Она все еще не спускала с него глаз, руки ее были тяжелы, зрачки с булавочную головку, лицо жестокое.
- Так вот в чем дело! Вот причина. Кто же это позвонил, наговорил на меня? Скажи! Я требую. Я все объясню. Говори.
- Марта Росс. Она сказала, что высадила тебя на углу.
- Она солгала! - воскликнула Эми, едва лишь услышав имя. - Солгала! Они действительно довезли меня до угла, но было еще рано, и я решила съездить к ним, перекусить. И я окликнула Фрэнка, когда он разворачивался, и поехала с ними. Фрэнк это подтвердит! Она лжет! Они вот только что высадили меня на углу!
Она смотрела на него. Целую минуту они молчали, не отрывая друг от друга глаз. Потом он сказал:
- Тогда где же брошь?
- Брошь? - спросила она. - Какая брошь?
Но уже он видел, как рука ее дернулась вверх под шубкой и лицо исказилось, потом рот открылся, как у ребенка, у которого сперло дыхание; она зарыдала, твердя сквозь всхлипы, глухие, ребячьи, с покорностью отчаяния:
- О Говард! Я этого не хотела! Не хотела! Не хотела!
- Ладно, - сказал он. - Ну, не плачь. Тише, Эми. Она услышит.
- Ладно. Я постараюсь.
Но она все еще смотрела на него - казалось, слезы текли по ее искаженному, странно-застывшему лицу, не только из глаз, а из всех пор; теперь и она говорила прямо и кратко, как он, не защищаясь и не отнекиваясь.
- А если б не узнал, ты ушел бы со мной?
- Нет. И тогда бы не ушел. Я не могу ее бросить. Пока она жива, не брошу. Ни ее, ни дом. Не брошу. Не могу…
Они глядели друг на друга, она всматривалась в него, как будто не она, но восковое лицо той, что лежала внизу, отражалось в его зрачках - всклокоченные грязно-белые волосы, жестокие, беспощадные глаза, - а ее собственное отображение стерлось, и это была не просто слепота, но нечто предопределенное, неизбежное, роковое.

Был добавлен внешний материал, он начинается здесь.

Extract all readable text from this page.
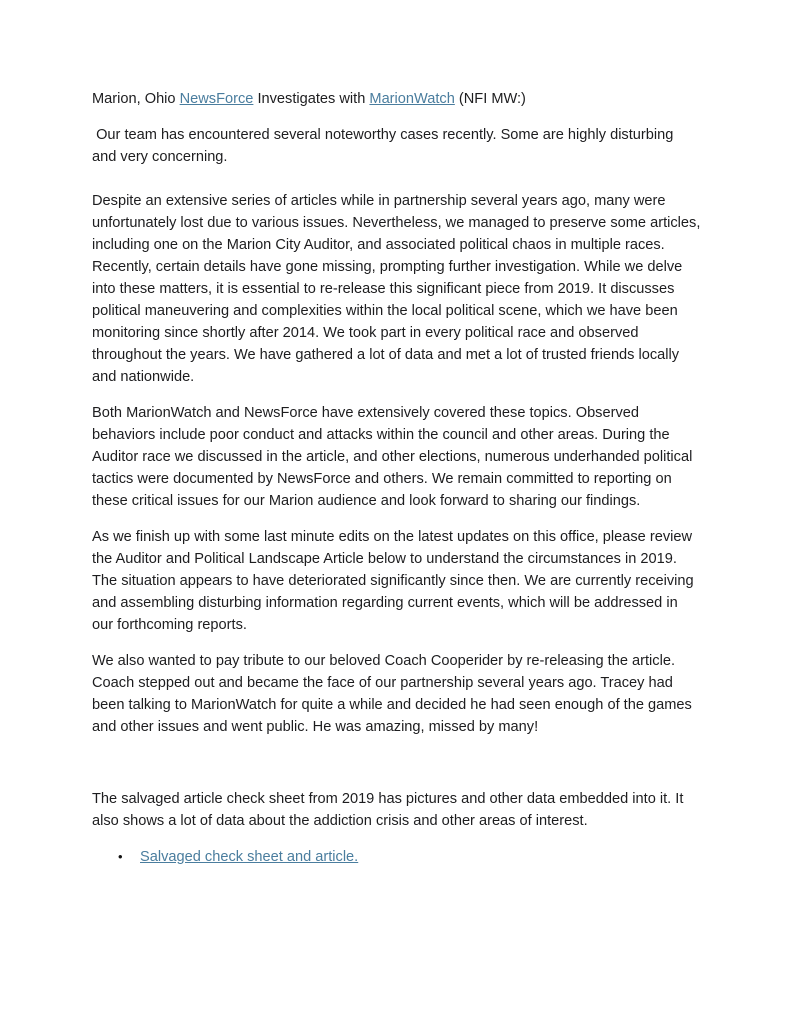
Marion, Ohio NewsForce Investigates with MarionWatch (NFI MW:)

Our team has encountered several noteworthy cases recently. Some are highly disturbing and very concerning.

Despite an extensive series of articles while in partnership several years ago, many were unfortunately lost due to various issues. Nevertheless, we managed to preserve some articles, including one on the Marion City Auditor, and associated political chaos in multiple races. Recently, certain details have gone missing, prompting further investigation. While we delve into these matters, it is essential to re-release this significant piece from 2019. It discusses political maneuvering and complexities within the local political scene, which we have been monitoring since shortly after 2014. We took part in every political race and observed throughout the years. We have gathered a lot of data and met a lot of trusted friends locally and nationwide.

Both MarionWatch and NewsForce have extensively covered these topics. Observed behaviors include poor conduct and attacks within the council and other areas. During the  Auditor race we discussed in the article, and other elections, numerous underhanded political tactics were documented by NewsForce and others. We remain committed to reporting on these critical issues for our Marion audience and look forward to sharing our findings.

As we finish up with some last minute edits on the latest updates on this office, please review the Auditor and Political Landscape Article below to understand the circumstances in 2019. The situation appears to have deteriorated significantly since then. We are currently receiving and assembling disturbing information regarding current events, which will be addressed in our forthcoming reports.

We also wanted to pay tribute to our beloved Coach Cooperider by re-releasing the article. Coach stepped out and became the face of our partnership several years ago. Tracey had been talking to MarionWatch for quite a while and decided he had seen enough of the games and other issues and went public. He was amazing, missed by many!

The salvaged article check sheet from 2019 has pictures and other data embedded into it. It also shows a lot of data about the addiction crisis and other areas of interest.

•	Salvaged check sheet and article.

- Да, - сказала она. И, достав откуда-то шелковый лоскуток, стала осторожно промокать глаза, даже сейчас инстинктивно боясь смазать краску с ресниц. - Она нас одолела. И с постели не встает, а нас одолела. - Эми повернулась, прошла в чулан и в сумку, которую оттуда вынесла, стала складывать флаконы с тумбочки, потом открыла комод. - Все сегодня не смогу забрать. Придется…
Он тоже двигался по комнате, - взял из бумажника, лежавшего на комоде, там, где стояла пустая рамка без фотографии, деньги, вернулся и сунул их ей в руки.
- Кажется, здесь немного. Но до завтра тебе не понадобятся.
- Да, - сказала она. - Завтра пришлешь остальные мои вещи.
- Да, - сказал он. Она мяла купюры в руке; на него она не смотрела. Он не знал, куда она смотрит, знал только, что не на деньги. - Кошелек-то у тебя есть?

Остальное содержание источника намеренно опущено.